To assess the functions of mismatched short hairpin RNAs (shRNAs) that inhibit replication and the expression of hepatitis B virus (HBV), two shRNAs possessing a 2- or 3-base mismatch that targeted HBV were studied.

METHODS

shRNAs and pHY106-HBV were cotransfected into HepG2 cells. The culture supernatants were collected and used in hepatitis B surface antigen (HBsAg) and hepatitis B e antigen (HBeAg) assays. The levels of HBsAg and HBcAg mRNA were detected by reverse-transcriptase PCR (RT-PCR). HBV DNA replication intermediates were extracted for Southern blot hybridization.

RESULTS

The results demonstrate that mismatched shRNA-458 and shRNA-635 can significantly inhibit HBsAg and HBeAg protein expression, and the maximal inhibition ratio for both proteins was found at 72 h after cotransfection: 80 and 50 %, respectively.

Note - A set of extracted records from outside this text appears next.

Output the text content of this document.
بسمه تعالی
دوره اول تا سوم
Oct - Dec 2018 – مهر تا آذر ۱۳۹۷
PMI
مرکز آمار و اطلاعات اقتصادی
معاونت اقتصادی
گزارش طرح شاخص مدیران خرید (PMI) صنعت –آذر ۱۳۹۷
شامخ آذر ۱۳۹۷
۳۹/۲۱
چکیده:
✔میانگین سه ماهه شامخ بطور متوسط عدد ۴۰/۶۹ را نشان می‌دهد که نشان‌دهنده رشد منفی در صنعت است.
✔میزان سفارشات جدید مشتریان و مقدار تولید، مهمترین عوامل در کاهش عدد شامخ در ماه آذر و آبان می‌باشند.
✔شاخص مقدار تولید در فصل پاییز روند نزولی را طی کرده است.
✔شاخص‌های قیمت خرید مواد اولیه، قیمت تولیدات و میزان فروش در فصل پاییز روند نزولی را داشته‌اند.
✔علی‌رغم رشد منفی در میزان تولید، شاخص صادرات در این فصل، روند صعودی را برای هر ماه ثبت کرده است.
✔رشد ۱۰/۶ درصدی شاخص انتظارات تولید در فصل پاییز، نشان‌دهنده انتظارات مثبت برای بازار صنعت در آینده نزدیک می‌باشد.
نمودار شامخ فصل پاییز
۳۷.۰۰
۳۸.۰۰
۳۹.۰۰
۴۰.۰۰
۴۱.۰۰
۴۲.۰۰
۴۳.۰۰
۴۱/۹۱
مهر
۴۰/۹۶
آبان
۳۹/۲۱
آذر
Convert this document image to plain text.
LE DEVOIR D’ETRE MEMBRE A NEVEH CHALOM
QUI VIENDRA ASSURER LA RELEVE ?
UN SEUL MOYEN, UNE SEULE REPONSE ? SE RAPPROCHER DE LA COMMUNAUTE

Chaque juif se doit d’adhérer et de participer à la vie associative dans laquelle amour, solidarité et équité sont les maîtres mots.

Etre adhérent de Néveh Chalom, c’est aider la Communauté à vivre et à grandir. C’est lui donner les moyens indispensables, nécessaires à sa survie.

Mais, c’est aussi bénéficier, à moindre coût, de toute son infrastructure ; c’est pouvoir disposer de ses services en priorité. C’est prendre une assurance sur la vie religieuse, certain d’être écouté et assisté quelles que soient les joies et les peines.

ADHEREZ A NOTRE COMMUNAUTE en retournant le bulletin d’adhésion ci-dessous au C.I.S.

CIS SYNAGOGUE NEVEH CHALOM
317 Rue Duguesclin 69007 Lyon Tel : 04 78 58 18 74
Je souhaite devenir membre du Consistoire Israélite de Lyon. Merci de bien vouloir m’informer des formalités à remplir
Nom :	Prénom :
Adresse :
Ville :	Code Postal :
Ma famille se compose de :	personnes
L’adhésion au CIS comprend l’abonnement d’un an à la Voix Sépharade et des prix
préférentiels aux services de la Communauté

Similar inhibitory effects were found on HBsAg and HBcAg mRNA levels and HBV DNA replication intermediates at 72 h after cotransfection, and the inhibition ratio was found to be approximately 70 and 90 %, respectively.

CONCLUSIONS

Despite the 2- or 3-base mismatch between the shRNAs and the HBV target sequences, shRNA-458 and shRNA-635 exerted a significant inhibitory effect on HBsAg and HBeAg expression and HBV replication. This indicates that mismatched shRNAs could be a promising therapy for HBV.